Portland Public Schools staff and the district s attendance boundary committee presented draft elementary and middle school boundary scenarios and a timeline for community feedback, saying any board action would come after an implementation plan and further engagement.
The committee, created by a June 2024 board resolution, has been meeting for nearly a year and used an external demographer, McKay Larrabee of MGT, to model how proposed boundary shifts would affect enrollment now and in five and 10 years. "Functional capacity" (classroom capacity set aside for arts, gym, special education), "resident students" (students living in Portland), "utilization" (rostered resident students divided by functional capacity) and the district s measure of "economically disadvantaged" (household income at or below 185% of the federal poverty level) were presented as the committee s working definitions.
Staff and committee members emphasized the tension between equalizing utilization and addressing socioeconomic imbalance. The presenter said scenarios can change utilization more easily than socioeconomic composition because neighborhood housing patterns drive poverty measures. Committee priorities guiding map changes are utilization, socioeconomic demographics, neighborhood schools, transportation effects and minimizing overall student disruption.
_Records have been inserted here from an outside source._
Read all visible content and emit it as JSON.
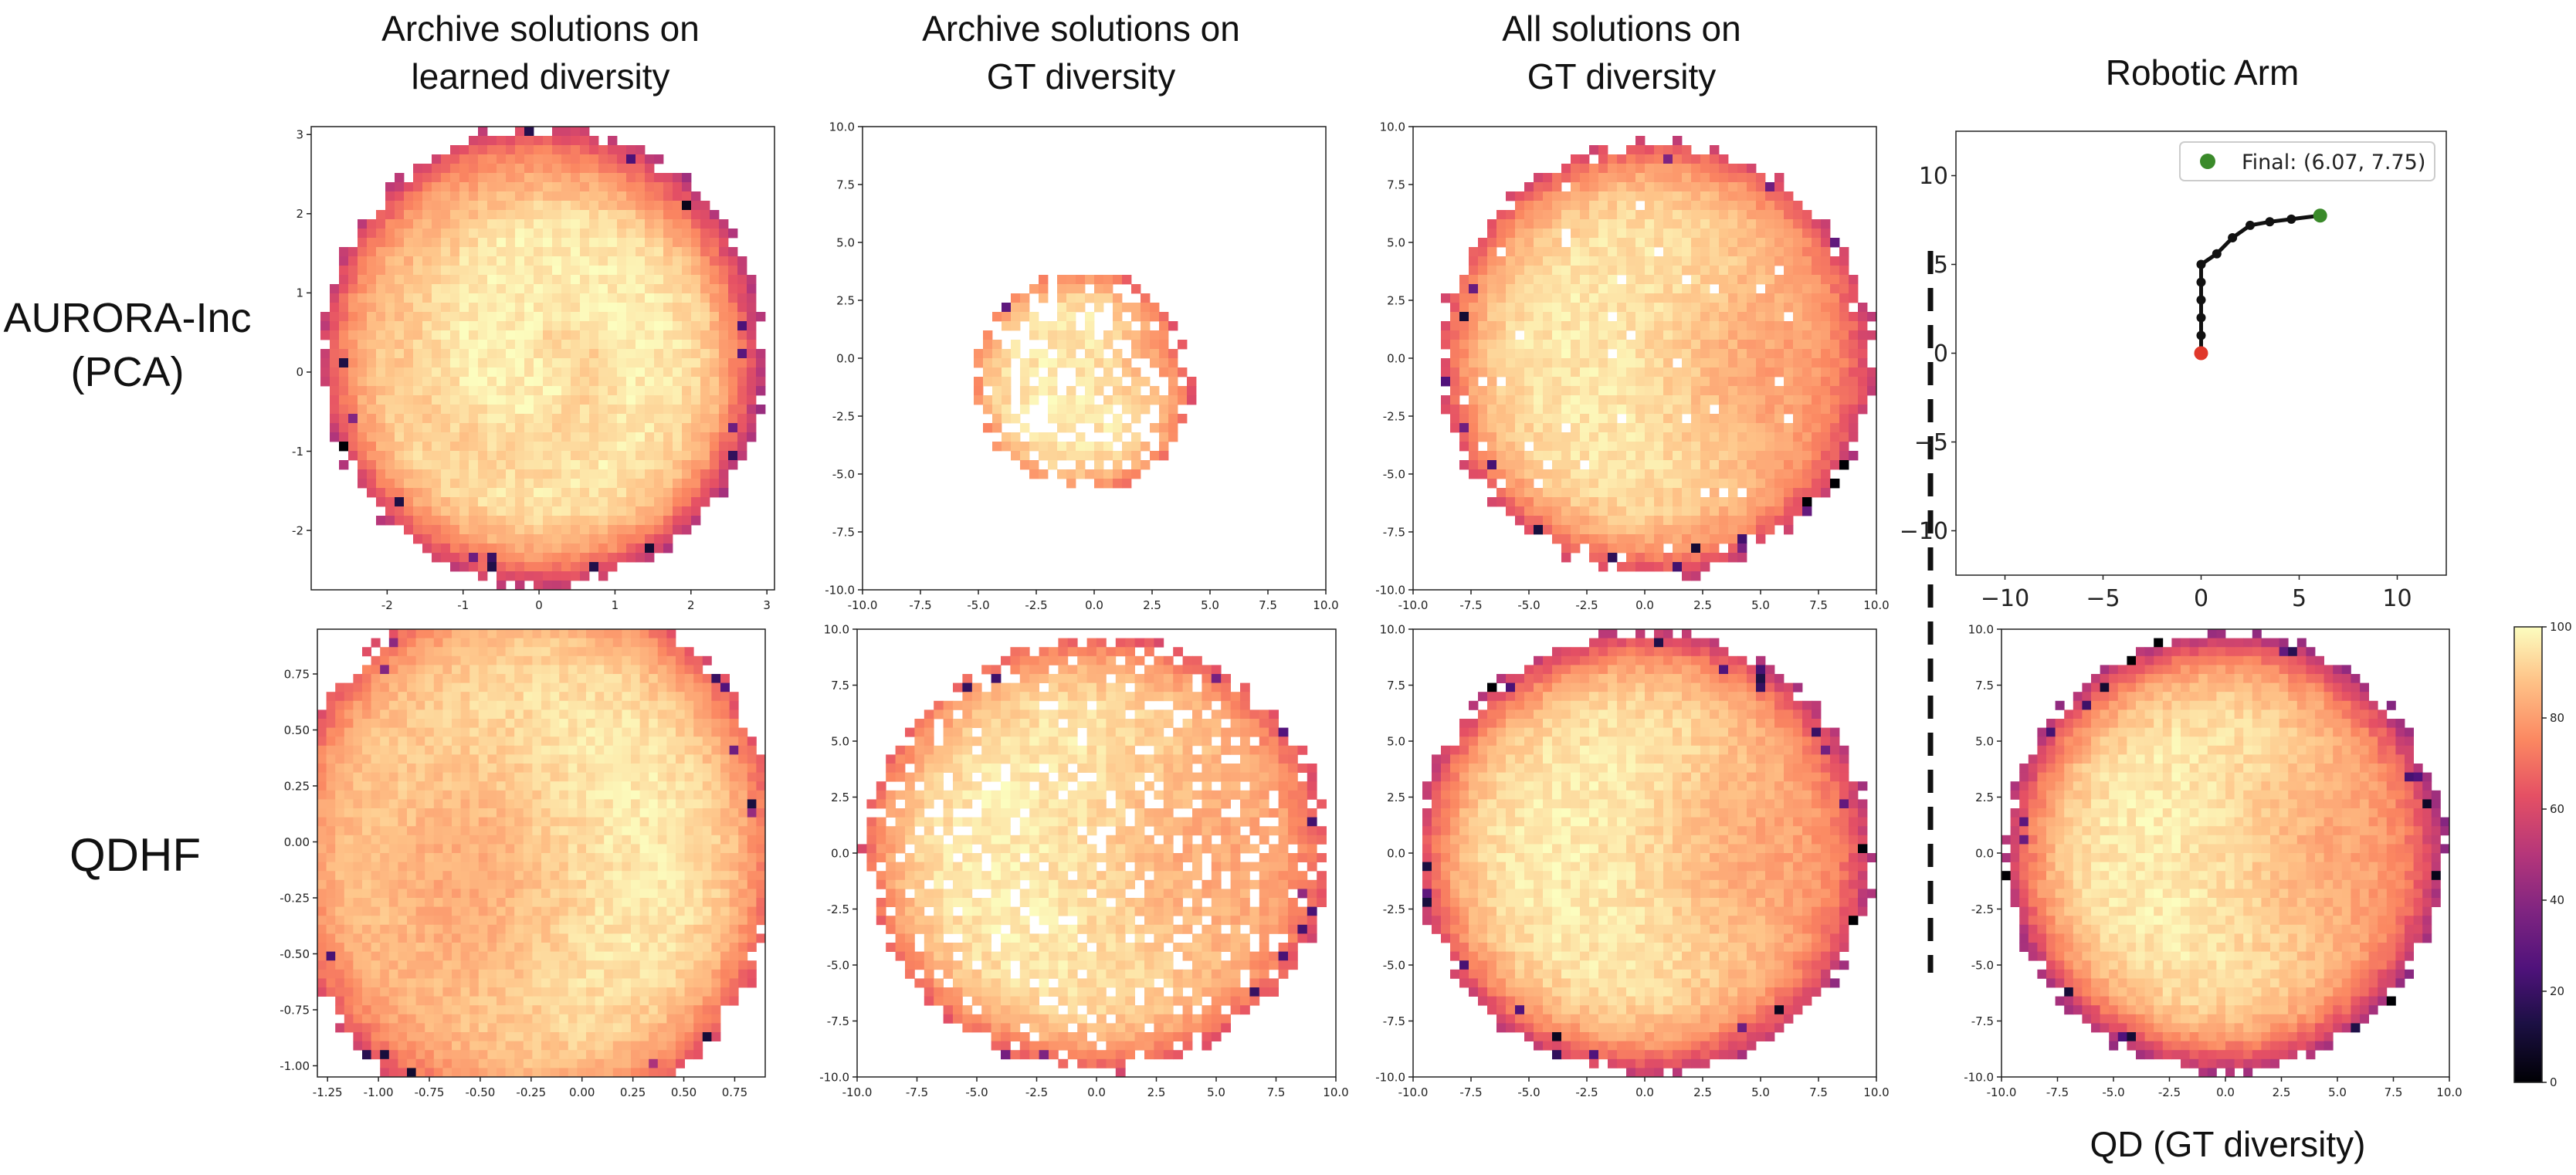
{
  "column_titles": [
    [
      "Archive solutions on",
      "learned diversity"
    ],
    [
      "Archive solutions on",
      "GT diversity"
    ],
    [
      "All solutions on",
      "GT diversity"
    ],
    [
      "Robotic Arm"
    ]
  ],
  "row_labels": [
    [
      "AURORA-Inc",
      "(PCA)"
    ],
    [
      "QDHF"
    ]
  ],
  "bottom_label": "QD (GT diversity)",
  "colors": {
    "cmap": "magma",
    "divider": "#111111",
    "arm": "#111111",
    "base_point": "#e0382b",
    "final_point": "#3a8a2a"
  },
  "chart_data": [
    {
      "type": "heatmap",
      "id": "aurora_learned",
      "title": "Archive solutions on learned diversity",
      "row": "AURORA-Inc (PCA)",
      "xlim": [
        -3.0,
        3.1
      ],
      "ylim": [
        -2.75,
        3.1
      ],
      "xticks": [
        "-2",
        "-1",
        "0",
        "1",
        "2",
        "3"
      ],
      "xtick_values": [
        -2,
        -1,
        0,
        1,
        2,
        3
      ],
      "yticks": [
        "-2",
        "-1",
        "0",
        "1",
        "2",
        "3"
      ],
      "ytick_values": [
        -2,
        -1,
        0,
        1,
        2,
        3
      ],
      "pattern": {
        "kind": "disk",
        "cx": 0.05,
        "cy": 0.2,
        "r": 2.9,
        "fill": 1.0,
        "swirl": 0.12,
        "edge_value": 55,
        "center_value": 97
      }
    },
    {
      "type": "heatmap",
      "id": "aurora_archive_gt",
      "title": "Archive solutions on GT diversity",
      "row": "AURORA-Inc (PCA)",
      "xlim": [
        -10,
        10
      ],
      "ylim": [
        -10,
        10
      ],
      "xticks": [
        "-10.0",
        "-7.5",
        "-5.0",
        "-2.5",
        "0.0",
        "2.5",
        "5.0",
        "7.5",
        "10.0"
      ],
      "xtick_values": [
        -10,
        -7.5,
        -5,
        -2.5,
        0,
        2.5,
        5,
        7.5,
        10
      ],
      "yticks": [
        "-10.0",
        "-7.5",
        "-5.0",
        "-2.5",
        "0.0",
        "2.5",
        "5.0",
        "7.5",
        "10.0"
      ],
      "ytick_values": [
        -10,
        -7.5,
        -5,
        -2.5,
        0,
        2.5,
        5,
        7.5,
        10
      ],
      "pattern": {
        "kind": "sparse",
        "cx": -0.5,
        "cy": -1.0,
        "r": 4.8,
        "fill": 0.7,
        "hot_x": 3.2,
        "hot_y": 0.3,
        "edge_value": 70,
        "center_value": 96
      }
    },
    {
      "type": "heatmap",
      "id": "aurora_all_gt",
      "title": "All solutions on GT diversity",
      "row": "AURORA-Inc (PCA)",
      "xlim": [
        -10,
        10
      ],
      "ylim": [
        -10,
        10
      ],
      "xticks": [
        "-10.0",
        "-7.5",
        "-5.0",
        "-2.5",
        "0.0",
        "2.5",
        "5.0",
        "7.5",
        "10.0"
      ],
      "xtick_values": [
        -10,
        -7.5,
        -5,
        -2.5,
        0,
        2.5,
        5,
        7.5,
        10
      ],
      "yticks": [
        "-10.0",
        "-7.5",
        "-5.0",
        "-2.5",
        "0.0",
        "2.5",
        "5.0",
        "7.5",
        "10.0"
      ],
      "ytick_values": [
        -10,
        -7.5,
        -5,
        -2.5,
        0,
        2.5,
        5,
        7.5,
        10
      ],
      "pattern": {
        "kind": "disk",
        "cx": 0.5,
        "cy": 0.0,
        "r": 9.3,
        "fill": 0.97,
        "hot_x": 5.5,
        "hot_y": -0.5,
        "edge_value": 60,
        "center_value": 96
      }
    },
    {
      "type": "line",
      "id": "robotic_arm",
      "title": "Robotic Arm",
      "xlim": [
        -12.5,
        12.5
      ],
      "ylim": [
        -12.5,
        12.5
      ],
      "xticks": [
        "−10",
        "−5",
        "0",
        "5",
        "10"
      ],
      "xtick_values": [
        -10,
        -5,
        0,
        5,
        10
      ],
      "yticks": [
        "−10",
        "−5",
        "0",
        "5",
        "10"
      ],
      "ytick_values": [
        -10,
        -5,
        0,
        5,
        10
      ],
      "x": [
        0,
        0,
        0,
        0,
        0,
        0,
        0.8,
        1.6,
        2.5,
        3.5,
        4.6,
        6.07
      ],
      "y": [
        0,
        1.0,
        2.0,
        3.0,
        4.0,
        5.0,
        5.6,
        6.5,
        7.2,
        7.4,
        7.55,
        7.75
      ],
      "legend": "Final: (6.07, 7.75)",
      "legend_position": "top-right"
    },
    {
      "type": "heatmap",
      "id": "qdhf_learned",
      "title": "Archive solutions on learned diversity",
      "row": "QDHF",
      "xlim": [
        -1.3,
        0.9
      ],
      "ylim": [
        -1.05,
        0.95
      ],
      "xticks": [
        "-1.25",
        "-1.00",
        "-0.75",
        "-0.50",
        "-0.25",
        "0.00",
        "0.25",
        "0.50",
        "0.75"
      ],
      "xtick_values": [
        -1.25,
        -1.0,
        -0.75,
        -0.5,
        -0.25,
        0,
        0.25,
        0.5,
        0.75
      ],
      "yticks": [
        "-1.00",
        "-0.75",
        "-0.50",
        "-0.25",
        "0.00",
        "0.25",
        "0.50",
        "0.75"
      ],
      "ytick_values": [
        -1.0,
        -0.75,
        -0.5,
        -0.25,
        0,
        0.25,
        0.5,
        0.75
      ],
      "pattern": {
        "kind": "disk",
        "cx": -0.25,
        "cy": -0.05,
        "r": 1.2,
        "fill": 1.0,
        "hot_x": -0.6,
        "hot_y": -0.2,
        "edge_value": 65,
        "center_value": 97
      }
    },
    {
      "type": "heatmap",
      "id": "qdhf_archive_gt",
      "title": "Archive solutions on GT diversity",
      "row": "QDHF",
      "xlim": [
        -10,
        10
      ],
      "ylim": [
        -10,
        10
      ],
      "xticks": [
        "-10.0",
        "-7.5",
        "-5.0",
        "-2.5",
        "0.0",
        "2.5",
        "5.0",
        "7.5",
        "10.0"
      ],
      "xtick_values": [
        -10,
        -7.5,
        -5,
        -2.5,
        0,
        2.5,
        5,
        7.5,
        10
      ],
      "yticks": [
        "-10.0",
        "-7.5",
        "-5.0",
        "-2.5",
        "0.0",
        "2.5",
        "5.0",
        "7.5",
        "10.0"
      ],
      "ytick_values": [
        -10,
        -7.5,
        -5,
        -2.5,
        0,
        2.5,
        5,
        7.5,
        10
      ],
      "pattern": {
        "kind": "disk",
        "cx": 0.0,
        "cy": 0.0,
        "r": 9.7,
        "fill": 0.85,
        "hot_x": 4.5,
        "hot_y": 0.0,
        "edge_value": 65,
        "center_value": 97
      }
    },
    {
      "type": "heatmap",
      "id": "qdhf_all_gt",
      "title": "All solutions on GT diversity",
      "row": "QDHF",
      "xlim": [
        -10,
        10
      ],
      "ylim": [
        -10,
        10
      ],
      "xticks": [
        "-10.0",
        "-7.5",
        "-5.0",
        "-2.5",
        "0.0",
        "2.5",
        "5.0",
        "7.5",
        "10.0"
      ],
      "xtick_values": [
        -10,
        -7.5,
        -5,
        -2.5,
        0,
        2.5,
        5,
        7.5,
        10
      ],
      "yticks": [
        "-10.0",
        "-7.5",
        "-5.0",
        "-2.5",
        "0.0",
        "2.5",
        "5.0",
        "7.5",
        "10.0"
      ],
      "ytick_values": [
        -10,
        -7.5,
        -5,
        -2.5,
        0,
        2.5,
        5,
        7.5,
        10
      ],
      "pattern": {
        "kind": "disk",
        "cx": 0.0,
        "cy": 0.0,
        "r": 9.8,
        "fill": 1.0,
        "hot_x": 5.0,
        "hot_y": 0.0,
        "edge_value": 55,
        "center_value": 97
      }
    },
    {
      "type": "heatmap",
      "id": "qd_gt",
      "title": "QD (GT diversity)",
      "row": "QDHF",
      "xlim": [
        -10,
        10
      ],
      "ylim": [
        -10,
        10
      ],
      "xticks": [
        "-10.0",
        "-7.5",
        "-5.0",
        "-2.5",
        "0.0",
        "2.5",
        "5.0",
        "7.5",
        "10.0"
      ],
      "xtick_values": [
        -10,
        -7.5,
        -5,
        -2.5,
        0,
        2.5,
        5,
        7.5,
        10
      ],
      "yticks": [
        "-10.0",
        "-7.5",
        "-5.0",
        "-2.5",
        "0.0",
        "2.5",
        "5.0",
        "7.5",
        "10.0"
      ],
      "ytick_values": [
        -10,
        -7.5,
        -5,
        -2.5,
        0,
        2.5,
        5,
        7.5,
        10
      ],
      "pattern": {
        "kind": "disk",
        "cx": 0.0,
        "cy": 0.0,
        "r": 9.8,
        "fill": 1.0,
        "hot_x": 5.0,
        "hot_y": 0.0,
        "edge_value": 48,
        "center_value": 97
      }
    },
    {
      "type": "colorbar",
      "id": "colorbar",
      "range": [
        0,
        100
      ],
      "ticks": [
        "0",
        "20",
        "40",
        "60",
        "80",
        "100"
      ],
      "tick_values": [
        0,
        20,
        40,
        60,
        80,
        100
      ]
    }
  ]
}
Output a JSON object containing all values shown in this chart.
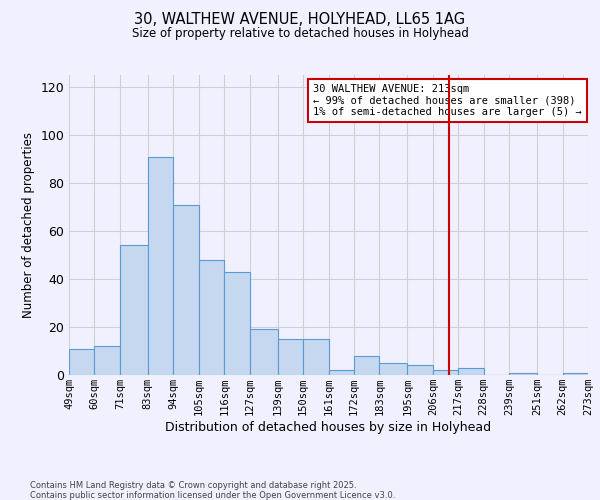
{
  "title": "30, WALTHEW AVENUE, HOLYHEAD, LL65 1AG",
  "subtitle": "Size of property relative to detached houses in Holyhead",
  "xlabel": "Distribution of detached houses by size in Holyhead",
  "ylabel": "Number of detached properties",
  "bins": [
    49,
    60,
    71,
    83,
    94,
    105,
    116,
    127,
    139,
    150,
    161,
    172,
    183,
    195,
    206,
    217,
    228,
    239,
    251,
    262,
    273
  ],
  "counts": [
    11,
    12,
    54,
    91,
    71,
    48,
    43,
    19,
    15,
    15,
    2,
    8,
    5,
    4,
    2,
    3,
    0,
    1,
    0,
    1
  ],
  "bar_color": "#c5d8f0",
  "bar_edge_color": "#5b9bd5",
  "vline_x": 213,
  "vline_color": "#cc0000",
  "annotation_text": "30 WALTHEW AVENUE: 213sqm\n← 99% of detached houses are smaller (398)\n1% of semi-detached houses are larger (5) →",
  "annotation_box_edge_color": "#cc0000",
  "annotation_box_face_color": "#ffffff",
  "ylim": [
    0,
    125
  ],
  "yticks": [
    0,
    20,
    40,
    60,
    80,
    100,
    120
  ],
  "tick_labels": [
    "49sqm",
    "60sqm",
    "71sqm",
    "83sqm",
    "94sqm",
    "105sqm",
    "116sqm",
    "127sqm",
    "139sqm",
    "150sqm",
    "161sqm",
    "172sqm",
    "183sqm",
    "195sqm",
    "206sqm",
    "217sqm",
    "228sqm",
    "239sqm",
    "251sqm",
    "262sqm",
    "273sqm"
  ],
  "grid_color": "#d0d0d0",
  "background_color": "#f0f0ff",
  "footnote1": "Contains HM Land Registry data © Crown copyright and database right 2025.",
  "footnote2": "Contains public sector information licensed under the Open Government Licence v3.0."
}
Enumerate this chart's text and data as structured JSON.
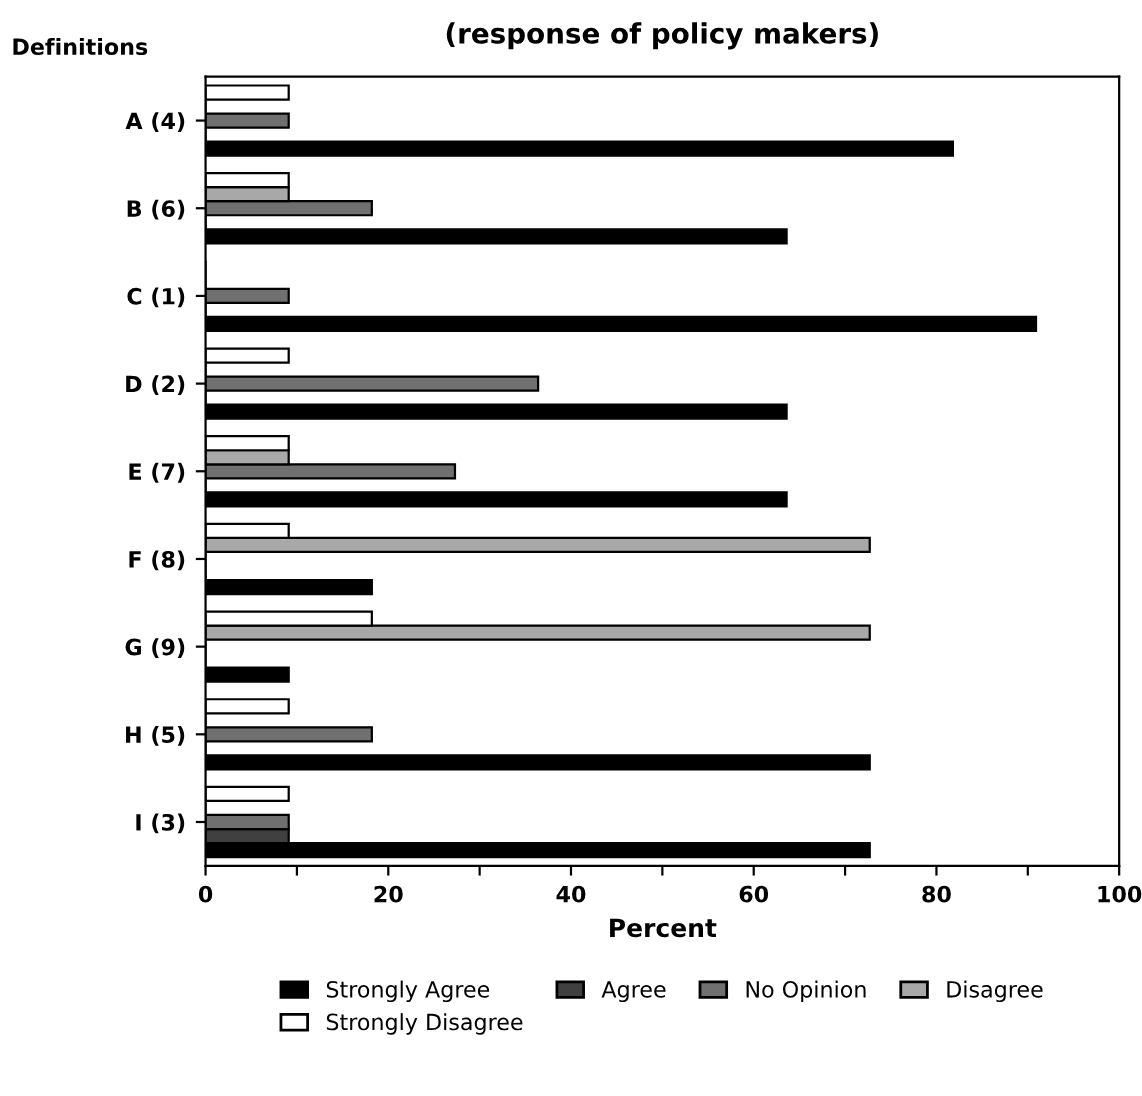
{
  "chart_data": {
    "type": "bar",
    "orientation": "horizontal",
    "title": "(response of policy makers)",
    "ylabel": "Definitions",
    "xlabel": "Percent",
    "categories": [
      "A (4)",
      "B (6)",
      "C (1)",
      "D (2)",
      "E (7)",
      "F (8)",
      "G (9)",
      "H (5)",
      "I (3)"
    ],
    "series": [
      {
        "name": "Strongly Agree",
        "color": "#000000",
        "values": [
          81.8,
          63.6,
          90.9,
          63.6,
          63.6,
          18.2,
          9.1,
          72.7,
          72.7
        ]
      },
      {
        "name": "Agree",
        "color": "#404040",
        "values": [
          0,
          0,
          0,
          0,
          0,
          0,
          0,
          0,
          9.1
        ]
      },
      {
        "name": "No Opinion",
        "color": "#707070",
        "values": [
          9.1,
          18.2,
          9.1,
          36.4,
          27.3,
          0,
          0,
          18.2,
          9.1
        ]
      },
      {
        "name": "Disagree",
        "color": "#a8a8a8",
        "values": [
          0,
          9.1,
          0,
          0,
          9.1,
          72.7,
          72.7,
          0,
          0
        ]
      },
      {
        "name": "Strongly Disagree",
        "color": "#ffffff",
        "values": [
          9.1,
          9.1,
          0,
          9.1,
          9.1,
          9.1,
          18.2,
          9.1,
          9.1
        ]
      }
    ],
    "xlim": [
      0,
      100
    ],
    "xticks": [
      0,
      {
        "value": 10,
        "label": null
      },
      20,
      {
        "value": 30,
        "label": null
      },
      40,
      {
        "value": 50,
        "label": null
      },
      60,
      {
        "value": 70,
        "label": null
      },
      80,
      {
        "value": 90,
        "label": null
      },
      100
    ],
    "legend": "bottom",
    "grid": false
  }
}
The boundary group reviewed multiple scenarios and said it modified a favored map (referred to in committee materials as scenario 6) after considering community feedback and demographic projections. The presenter said the committee will hold a second round of community engagement in October, with sessions the presenter believed were scheduled for Oct. 15, 16, 29 and 30, and that the committee anticipates submitting recommendations to the board in November. "There are no changes to boundaries for the 2025-26 school year," the presenter said, and said implementation planning (for example, whether fourth graders remain at their current school for fifth grade and how siblings are treated) would be developed after community feedback.
Committee members and board members noted the technical work MGT does to adjust "study areas" at street level during meetings, and that the process must balance going slowly to get details right while moving quickly enough to allow budget planning for the next school year. The presenter emphasized that recommendations, if any, would include an implementation plan addressing transportation, sibling placement, and phased sequencing of elementary and middle school changes.
The committee said it is not proposing boundary changes for Peaks Island or Cliff Island because their contexts differ from mainland elementary schools. Staff also noted the importance of coordinating with city officials about pending housing developments that could materially change enrollment in particular neighborhoods.
Next steps listed by staff were: finalize draft middle school scenarios this week, run five- and 10-year enrollment projections against draft maps, hold the October community sessions, develop an implementation plan beginning immediately after the October meetings, and deliver a formal recommendation to the board, likely in November, to enable any budget implications to be addressed in the winter budget cycle.